Le 26 Mai dernier, les guadeloupéens se sont rendus dans les bureaux de vote dans le cadre des élections européennes. Cette année, chose historique pour cette région restée longtemps hostile aux idées radicales et racistes du Front National, ( aujourd'hui Rassemblement National), la majorité des électeurs votants ont placé le Rassemblement National en tête de ses suffrages. Ce que Jean-Marie Lepen n'a jamais pu faire, sa fille Marine l'a réalisé. Bien qu'il y ait eu une très forte abstention (14,35% de participation). Un peu plus de 44 000 électeurs se sont déplacés dans les bureaux de vote sur les 308 000 inscrits. La liste menée par Jordan Bardella a recueilli 23,5% contre 18% à la République en Marche. La troisième place revient à la France Insoumise, qui est créditée de 12,96% des suffrages.

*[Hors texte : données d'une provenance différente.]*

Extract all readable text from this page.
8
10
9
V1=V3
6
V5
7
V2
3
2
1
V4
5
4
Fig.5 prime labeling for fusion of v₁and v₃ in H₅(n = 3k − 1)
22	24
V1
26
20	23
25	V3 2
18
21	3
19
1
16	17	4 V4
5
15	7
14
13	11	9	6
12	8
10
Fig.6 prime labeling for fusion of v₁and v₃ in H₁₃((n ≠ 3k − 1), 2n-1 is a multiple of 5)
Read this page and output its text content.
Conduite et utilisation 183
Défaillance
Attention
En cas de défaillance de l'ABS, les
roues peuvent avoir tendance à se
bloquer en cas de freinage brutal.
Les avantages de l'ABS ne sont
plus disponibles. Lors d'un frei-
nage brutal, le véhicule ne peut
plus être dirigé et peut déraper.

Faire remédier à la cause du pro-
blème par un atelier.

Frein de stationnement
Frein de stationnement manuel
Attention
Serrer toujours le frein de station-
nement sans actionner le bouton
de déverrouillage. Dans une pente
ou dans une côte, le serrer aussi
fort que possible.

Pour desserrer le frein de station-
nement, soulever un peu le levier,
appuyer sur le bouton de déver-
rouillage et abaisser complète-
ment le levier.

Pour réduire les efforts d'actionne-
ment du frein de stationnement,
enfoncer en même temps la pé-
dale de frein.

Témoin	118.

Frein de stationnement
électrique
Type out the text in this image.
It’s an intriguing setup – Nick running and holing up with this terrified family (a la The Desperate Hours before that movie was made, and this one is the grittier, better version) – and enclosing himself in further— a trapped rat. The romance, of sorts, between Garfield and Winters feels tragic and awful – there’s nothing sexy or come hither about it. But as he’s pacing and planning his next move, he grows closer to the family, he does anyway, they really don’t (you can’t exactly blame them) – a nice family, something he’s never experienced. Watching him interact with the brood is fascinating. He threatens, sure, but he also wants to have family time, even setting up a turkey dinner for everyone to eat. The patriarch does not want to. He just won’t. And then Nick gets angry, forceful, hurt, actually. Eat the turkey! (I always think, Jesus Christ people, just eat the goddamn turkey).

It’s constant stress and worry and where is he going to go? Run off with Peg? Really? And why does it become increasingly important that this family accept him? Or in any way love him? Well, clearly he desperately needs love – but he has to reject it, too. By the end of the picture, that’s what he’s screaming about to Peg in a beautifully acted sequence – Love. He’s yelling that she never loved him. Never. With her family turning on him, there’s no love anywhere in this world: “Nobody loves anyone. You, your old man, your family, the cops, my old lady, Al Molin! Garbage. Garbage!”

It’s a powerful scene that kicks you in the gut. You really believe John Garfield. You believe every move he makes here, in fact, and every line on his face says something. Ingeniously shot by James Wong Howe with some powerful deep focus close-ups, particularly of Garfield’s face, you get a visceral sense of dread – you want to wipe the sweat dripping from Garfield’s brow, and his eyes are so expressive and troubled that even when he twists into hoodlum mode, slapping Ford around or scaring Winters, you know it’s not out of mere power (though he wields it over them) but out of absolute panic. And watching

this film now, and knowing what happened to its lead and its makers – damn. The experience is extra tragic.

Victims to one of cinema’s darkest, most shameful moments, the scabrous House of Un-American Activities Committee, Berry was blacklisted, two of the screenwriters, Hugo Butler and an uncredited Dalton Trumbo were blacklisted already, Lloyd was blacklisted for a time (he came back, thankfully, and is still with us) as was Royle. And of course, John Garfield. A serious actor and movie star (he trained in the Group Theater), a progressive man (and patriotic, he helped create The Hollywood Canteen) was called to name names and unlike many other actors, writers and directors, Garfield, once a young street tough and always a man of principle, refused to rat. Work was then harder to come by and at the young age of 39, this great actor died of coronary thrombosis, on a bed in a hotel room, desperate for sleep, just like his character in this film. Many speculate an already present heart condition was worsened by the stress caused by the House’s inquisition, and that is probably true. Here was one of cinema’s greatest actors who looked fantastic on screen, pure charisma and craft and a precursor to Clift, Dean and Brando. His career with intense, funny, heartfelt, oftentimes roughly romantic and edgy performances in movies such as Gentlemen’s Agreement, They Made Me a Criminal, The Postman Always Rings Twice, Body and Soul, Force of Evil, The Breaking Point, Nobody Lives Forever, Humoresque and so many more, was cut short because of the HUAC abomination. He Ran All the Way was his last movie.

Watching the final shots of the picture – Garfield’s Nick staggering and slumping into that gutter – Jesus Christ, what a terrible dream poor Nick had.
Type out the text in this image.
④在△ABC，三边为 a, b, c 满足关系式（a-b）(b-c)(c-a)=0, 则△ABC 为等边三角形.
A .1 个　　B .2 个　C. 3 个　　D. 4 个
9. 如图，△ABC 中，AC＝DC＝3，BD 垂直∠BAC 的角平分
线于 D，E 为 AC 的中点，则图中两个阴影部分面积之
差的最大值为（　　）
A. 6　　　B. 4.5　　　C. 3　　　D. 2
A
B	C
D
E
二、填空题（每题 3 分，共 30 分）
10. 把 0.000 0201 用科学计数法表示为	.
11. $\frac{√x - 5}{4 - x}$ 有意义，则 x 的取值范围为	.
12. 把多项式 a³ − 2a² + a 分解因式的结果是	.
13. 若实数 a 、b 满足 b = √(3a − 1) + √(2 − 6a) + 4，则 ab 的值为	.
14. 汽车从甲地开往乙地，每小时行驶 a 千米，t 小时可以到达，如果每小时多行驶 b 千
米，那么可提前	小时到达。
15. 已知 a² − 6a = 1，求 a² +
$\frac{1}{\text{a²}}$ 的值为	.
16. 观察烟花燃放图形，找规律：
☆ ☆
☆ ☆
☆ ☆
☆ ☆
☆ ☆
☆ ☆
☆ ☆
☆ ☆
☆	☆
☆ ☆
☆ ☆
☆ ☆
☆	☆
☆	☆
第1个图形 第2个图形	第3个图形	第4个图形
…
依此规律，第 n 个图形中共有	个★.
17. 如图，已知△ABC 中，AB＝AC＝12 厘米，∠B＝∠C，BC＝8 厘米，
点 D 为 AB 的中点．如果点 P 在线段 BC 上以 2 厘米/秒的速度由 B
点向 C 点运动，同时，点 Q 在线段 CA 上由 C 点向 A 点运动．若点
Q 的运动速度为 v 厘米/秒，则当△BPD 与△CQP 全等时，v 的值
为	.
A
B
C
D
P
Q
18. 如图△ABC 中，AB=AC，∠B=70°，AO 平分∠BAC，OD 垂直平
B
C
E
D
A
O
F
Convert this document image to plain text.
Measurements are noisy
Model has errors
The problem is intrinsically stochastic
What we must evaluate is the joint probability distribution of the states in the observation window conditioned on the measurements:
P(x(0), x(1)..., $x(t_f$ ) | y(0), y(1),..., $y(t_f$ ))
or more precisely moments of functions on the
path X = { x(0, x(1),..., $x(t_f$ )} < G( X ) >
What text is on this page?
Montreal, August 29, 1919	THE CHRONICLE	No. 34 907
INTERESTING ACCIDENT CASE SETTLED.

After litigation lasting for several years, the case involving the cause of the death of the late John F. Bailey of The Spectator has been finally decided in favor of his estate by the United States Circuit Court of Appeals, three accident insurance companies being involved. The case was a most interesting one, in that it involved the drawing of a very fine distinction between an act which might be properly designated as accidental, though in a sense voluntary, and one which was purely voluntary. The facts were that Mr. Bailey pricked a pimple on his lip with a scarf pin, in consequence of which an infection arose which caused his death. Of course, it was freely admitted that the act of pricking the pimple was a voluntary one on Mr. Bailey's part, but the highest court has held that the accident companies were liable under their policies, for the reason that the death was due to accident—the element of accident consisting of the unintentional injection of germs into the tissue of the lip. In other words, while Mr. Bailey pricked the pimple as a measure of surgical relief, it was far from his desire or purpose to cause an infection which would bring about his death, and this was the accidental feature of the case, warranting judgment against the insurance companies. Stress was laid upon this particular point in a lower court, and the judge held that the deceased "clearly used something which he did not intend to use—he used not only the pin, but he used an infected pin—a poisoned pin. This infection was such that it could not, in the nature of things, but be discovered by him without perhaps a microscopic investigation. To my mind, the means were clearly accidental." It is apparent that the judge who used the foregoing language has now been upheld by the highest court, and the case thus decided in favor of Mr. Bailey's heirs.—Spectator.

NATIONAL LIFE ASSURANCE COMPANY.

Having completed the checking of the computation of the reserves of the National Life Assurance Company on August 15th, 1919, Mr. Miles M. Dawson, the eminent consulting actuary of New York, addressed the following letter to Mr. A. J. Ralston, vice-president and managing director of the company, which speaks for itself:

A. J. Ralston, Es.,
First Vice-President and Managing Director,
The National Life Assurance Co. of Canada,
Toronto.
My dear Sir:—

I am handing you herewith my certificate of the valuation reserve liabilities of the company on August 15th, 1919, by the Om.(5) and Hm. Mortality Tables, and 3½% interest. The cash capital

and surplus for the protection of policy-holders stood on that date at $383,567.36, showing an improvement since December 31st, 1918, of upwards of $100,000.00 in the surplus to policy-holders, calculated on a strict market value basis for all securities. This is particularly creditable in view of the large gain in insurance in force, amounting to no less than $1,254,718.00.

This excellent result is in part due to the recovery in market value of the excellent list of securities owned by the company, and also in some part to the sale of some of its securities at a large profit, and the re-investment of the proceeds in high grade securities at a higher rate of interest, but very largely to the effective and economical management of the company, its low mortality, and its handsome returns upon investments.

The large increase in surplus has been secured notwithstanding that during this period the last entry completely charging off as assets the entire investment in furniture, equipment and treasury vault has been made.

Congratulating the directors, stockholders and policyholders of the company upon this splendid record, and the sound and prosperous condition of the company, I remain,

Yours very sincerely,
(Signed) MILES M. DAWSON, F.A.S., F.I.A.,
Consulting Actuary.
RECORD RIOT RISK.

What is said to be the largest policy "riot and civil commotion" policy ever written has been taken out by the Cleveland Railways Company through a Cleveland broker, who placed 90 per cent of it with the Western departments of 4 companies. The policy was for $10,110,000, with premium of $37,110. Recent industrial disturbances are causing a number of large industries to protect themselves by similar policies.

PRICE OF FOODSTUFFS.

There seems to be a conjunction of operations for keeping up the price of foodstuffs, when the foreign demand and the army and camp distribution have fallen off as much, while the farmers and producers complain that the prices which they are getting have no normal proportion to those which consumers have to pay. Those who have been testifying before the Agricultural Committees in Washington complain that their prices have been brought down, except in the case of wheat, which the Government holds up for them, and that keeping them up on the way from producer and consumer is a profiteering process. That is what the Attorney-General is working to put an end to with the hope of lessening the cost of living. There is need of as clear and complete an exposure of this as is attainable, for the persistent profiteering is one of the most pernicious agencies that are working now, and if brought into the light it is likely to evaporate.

Une première historique pour le parti de Marie Le Pen dans l'archipel, qui avait placé la guadeloupéenne, Maxette Grisoni-Pirbakas en 12ème position sur sa liste.

Les résultats à la sortie des urnes ont montré une certaine lassitude du peuple vis à vis de ses dirigeants.

En 2020, les guadeloupéens seront invités à renouveler leurs maires au pouvoir pour certains depuis plusieurs décennies. Cette élection pourrait prendre la même tournure que les élections européennes. Il faut dire qu'en Guadeloupe, la politique est une affaire familiale. C'est le cas dans plusieurs villes ou communes de l'Archipel, où le pouvoir se partage, se transmet de père en fils, de mère en fille, d'oncle à neveu, de tante à nièce etc. Une situation qui entraîne une certaine forme de népotisme.

Au pouvoir, ces dirigeants ne parviennent pas à endiguer le problème du chômage et du départ des jeunes. Au contraire, ils l'accentuent, car, il y a la tendance chez ces dirigeants à favoriser l'ascension des membres de leurs familles dans la hiérarchie qu'ils dirigent, au détriment des processus de sélection ordinaires, du mérite et, le plus souvent, de l'intérêt général. Ce cas est courant dans les mairies où l'on constate que des membres d'une même famille sont à des postes clés. Les récents problèmes judiciaires de Lucette Michaux-Chevry ou les problèmes politico-financiers à Pointe-à-Pitre en sont des exemples comme beaucoup d'autres en Guadeloupe.

Depuis la loi sur la départementalisation en 1946, en période électorale, les candidats quelque soit le bord politique auquel ils appartiennent, ils promettent d'endiguer le chômage. Pourtant depuis les années 60, il est toujours aussi important en Guadeloupe. Ce problème social a même fait le lit des nationalismes et des indépendantistes qui ont été violemment combattus par la France, mais l'idée d'indépendance ou d'autonomie n'a jamais disparu. Au contraire, elle est encore plus forte qu'auparavant.

Cinquante ans plu-tard, le problème du chômage est toujours d'actualité et constitue encore à ce jour un enjeu décisif pour l'avenir des îles de Guadeloupe.